There have been two familiar sights with Colorado Rockies rookie catcher Wilin Rosario -- trotting around the bases after another home run and scampering toward the backstop for a ball he should have caught.
Rosario did both Tuesday night as the Rockies lost 6-3 to the San Francisco Giants at AT&T Park. Colorado has lost four straight after beginning the current road trip with a win at San Diego. This is the Rockies' longest losing streak since a five-game skid July 27-Aug. 1. They have also lost six of their past seven games and 11 of their past 13.
Rosario hit a two-run homer in the eighth inning off Santiago Casilla, who was brought in to face him. The homer cut the Giants' lead to 4-2.
It was Rosario's 25th homer of the season, tying him with Todd Helton for the franchise record for home runs by a rookie. Helton hit 25 homers in 1998. The major league record for home runs by a rookie catcher is 35 by Mike Piazza in 1993.
The two RBI gave Rosario 66 for the season, the most by a Rockies catcher. He passed Chris Iannetta, who had 65 RBI in 2008.
Rosario also has a big-league-leading 20 passed balls, the most in franchise history for a single season. He has been behind the plate on numerous wild pitches where had he been able to keep the ball closer to him after it hit the ground, a runner would not have been able to advance. And as was the case Tuesday, there have been wild pitches that should have been stopped.

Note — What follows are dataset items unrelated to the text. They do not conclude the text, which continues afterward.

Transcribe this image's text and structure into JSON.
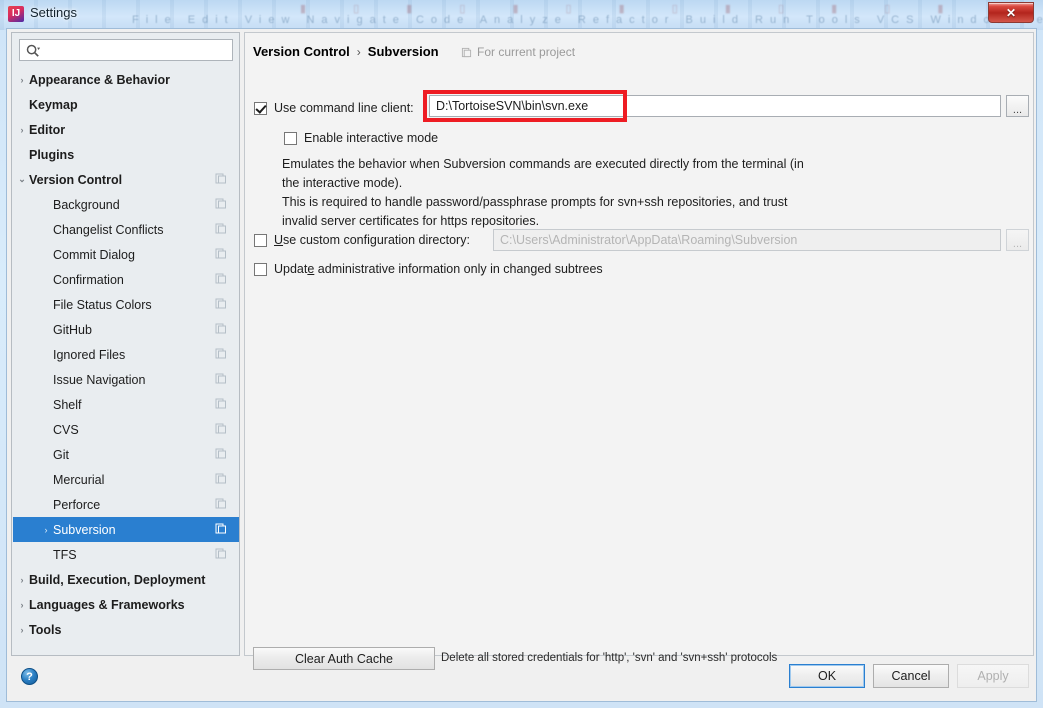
{
  "window": {
    "title": "Settings",
    "app_icon": "intellij-idea-icon",
    "close_label": "✕"
  },
  "search": {
    "value": "",
    "placeholder": "",
    "icon": "search-icon"
  },
  "sidebar": {
    "items": [
      {
        "label": "Appearance & Behavior",
        "level": 0,
        "arrow": "›",
        "bold": true,
        "selected": false,
        "icon": ""
      },
      {
        "label": "Keymap",
        "level": 0,
        "arrow": "",
        "bold": true,
        "selected": false,
        "icon": ""
      },
      {
        "label": "Editor",
        "level": 0,
        "arrow": "›",
        "bold": true,
        "selected": false,
        "icon": ""
      },
      {
        "label": "Plugins",
        "level": 0,
        "arrow": "",
        "bold": true,
        "selected": false,
        "icon": ""
      },
      {
        "label": "Version Control",
        "level": 0,
        "arrow": "⌄",
        "bold": true,
        "selected": false,
        "icon": "project-scope-icon"
      },
      {
        "label": "Background",
        "level": 1,
        "arrow": "",
        "bold": false,
        "selected": false,
        "icon": "project-scope-icon"
      },
      {
        "label": "Changelist Conflicts",
        "level": 1,
        "arrow": "",
        "bold": false,
        "selected": false,
        "icon": "project-scope-icon"
      },
      {
        "label": "Commit Dialog",
        "level": 1,
        "arrow": "",
        "bold": false,
        "selected": false,
        "icon": "project-scope-icon"
      },
      {
        "label": "Confirmation",
        "level": 1,
        "arrow": "",
        "bold": false,
        "selected": false,
        "icon": "project-scope-icon"
      },
      {
        "label": "File Status Colors",
        "level": 1,
        "arrow": "",
        "bold": false,
        "selected": false,
        "icon": "project-scope-icon"
      },
      {
        "label": "GitHub",
        "level": 1,
        "arrow": "",
        "bold": false,
        "selected": false,
        "icon": "project-scope-icon"
      },
      {
        "label": "Ignored Files",
        "level": 1,
        "arrow": "",
        "bold": false,
        "selected": false,
        "icon": "project-scope-icon"
      },
      {
        "label": "Issue Navigation",
        "level": 1,
        "arrow": "",
        "bold": false,
        "selected": false,
        "icon": "project-scope-icon"
      },
      {
        "label": "Shelf",
        "level": 1,
        "arrow": "",
        "bold": false,
        "selected": false,
        "icon": "project-scope-icon"
      },
      {
        "label": "CVS",
        "level": 1,
        "arrow": "",
        "bold": false,
        "selected": false,
        "icon": "project-scope-icon"
      },
      {
        "label": "Git",
        "level": 1,
        "arrow": "",
        "bold": false,
        "selected": false,
        "icon": "project-scope-icon"
      },
      {
        "label": "Mercurial",
        "level": 1,
        "arrow": "",
        "bold": false,
        "selected": false,
        "icon": "project-scope-icon"
      },
      {
        "label": "Perforce",
        "level": 1,
        "arrow": "",
        "bold": false,
        "selected": false,
        "icon": "project-scope-icon"
      },
      {
        "label": "Subversion",
        "level": 1,
        "arrow": "›",
        "bold": false,
        "selected": true,
        "icon": "project-scope-icon"
      },
      {
        "label": "TFS",
        "level": 1,
        "arrow": "",
        "bold": false,
        "selected": false,
        "icon": "project-scope-icon"
      },
      {
        "label": "Build, Execution, Deployment",
        "level": 0,
        "arrow": "›",
        "bold": true,
        "selected": false,
        "icon": ""
      },
      {
        "label": "Languages & Frameworks",
        "level": 0,
        "arrow": "›",
        "bold": true,
        "selected": false,
        "icon": ""
      },
      {
        "label": "Tools",
        "level": 0,
        "arrow": "›",
        "bold": true,
        "selected": false,
        "icon": ""
      }
    ]
  },
  "content": {
    "breadcrumb": {
      "root": "Version Control",
      "separator": "›",
      "leaf": "Subversion"
    },
    "scope_note": "For current project",
    "scope_icon": "project-scope-icon",
    "use_command_line_client": {
      "label": "Use command line client:",
      "checked": true,
      "path_value": "D:\\TortoiseSVN\\bin\\svn.exe",
      "browse_label": "..."
    },
    "enable_interactive_mode": {
      "label": "Enable interactive mode",
      "checked": false
    },
    "description": [
      "Emulates the behavior when Subversion commands are executed directly from the terminal (in",
      "the interactive mode).",
      "This is required to handle password/passphrase prompts for svn+ssh repositories, and trust",
      "invalid server certificates for https repositories."
    ],
    "use_custom_configuration_directory": {
      "label_prefix": "U",
      "label_rest": "se custom configuration directory:",
      "checked": false,
      "path_value": "C:\\Users\\Administrator\\AppData\\Roaming\\Subversion",
      "browse_label": "..."
    },
    "update_administrative_information": {
      "label_a": "Updat",
      "label_mn": "e",
      "label_b": " administrative information only in changed subtrees",
      "checked": false
    },
    "clear_auth_cache": {
      "button_label": "Clear Auth Cache",
      "note": "Delete all stored credentials for 'http', 'svn' and 'svn+ssh' protocols"
    }
  },
  "footer": {
    "help_label": "?",
    "ok_label": "OK",
    "cancel_label": "Cancel",
    "apply_label": "Apply"
  },
  "annotation": {
    "highlight_color": "#ee1c23",
    "target": "command-line-client-path-field"
  },
  "colors": {
    "selection_blue": "#2a7fd0",
    "titlebar_blue": "#cfe4f7",
    "close_red": "#b3251d",
    "panel_gray": "#f3f3f3",
    "tree_gray": "#e9edf0"
  }
}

Rosario stabbed to his right in the seventh for a ball Josh Roenicke threw that was not in the dirt. It was one of two wild pitches by Roenicke in the inning. The one Rosario might have caught, had he moved his body toward the ball and not just his glove, allowed a run to score.

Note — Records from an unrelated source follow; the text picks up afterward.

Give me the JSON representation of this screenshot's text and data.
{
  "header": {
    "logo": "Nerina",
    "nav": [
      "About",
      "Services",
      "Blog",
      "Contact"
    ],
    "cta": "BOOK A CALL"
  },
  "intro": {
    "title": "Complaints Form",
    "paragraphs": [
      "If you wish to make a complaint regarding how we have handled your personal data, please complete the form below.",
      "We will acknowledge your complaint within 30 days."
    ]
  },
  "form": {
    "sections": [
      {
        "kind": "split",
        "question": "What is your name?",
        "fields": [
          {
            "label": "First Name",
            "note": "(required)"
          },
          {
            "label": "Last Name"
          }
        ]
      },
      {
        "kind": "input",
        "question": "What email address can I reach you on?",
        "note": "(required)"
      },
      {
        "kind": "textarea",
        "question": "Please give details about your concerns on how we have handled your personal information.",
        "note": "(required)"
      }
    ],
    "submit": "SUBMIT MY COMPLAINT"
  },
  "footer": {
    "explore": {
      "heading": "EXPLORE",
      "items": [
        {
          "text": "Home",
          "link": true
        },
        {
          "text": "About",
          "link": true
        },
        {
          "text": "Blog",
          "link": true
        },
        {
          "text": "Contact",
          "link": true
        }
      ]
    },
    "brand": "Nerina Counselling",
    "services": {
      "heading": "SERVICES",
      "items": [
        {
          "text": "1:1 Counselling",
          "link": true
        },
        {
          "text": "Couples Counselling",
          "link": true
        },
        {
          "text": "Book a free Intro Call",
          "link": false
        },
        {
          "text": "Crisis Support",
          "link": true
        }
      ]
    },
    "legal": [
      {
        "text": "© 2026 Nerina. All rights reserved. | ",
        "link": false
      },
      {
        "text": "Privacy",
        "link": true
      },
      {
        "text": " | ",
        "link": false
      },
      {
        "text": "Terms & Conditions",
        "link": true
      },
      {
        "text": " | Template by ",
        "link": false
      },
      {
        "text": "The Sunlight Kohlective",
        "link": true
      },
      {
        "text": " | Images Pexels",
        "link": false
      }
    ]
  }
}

"I'm not sitting here saying it will be the last time we see a ball get by him," manager Jim Tracy said after the game, "but we're going to keep working at it. And we have to continue to work and work hard at it and get him to the point where he gets it figured out, because that type of right-handed power, that's not easily found."
Rosario is in his first full season in the majors. He was recalled in September last year from Class AA Tulsa. He has never played at Class AAA. And the most important thing to remember: He is just 23 years old, so there is plenty of time for Rosario to get better behind the plate.
Before the game, Tracy addressed the need for Rosario to improve defensively.
"We're talking about a number of different things," Tracy said. "I really don't want to get into the details, but putting a program in place for him to get started on sooner than later is something that we are gearing ourselves toward. Moving forward, these things have to improve measurably between now and the start of next season. Those type of things matter, as we have seen."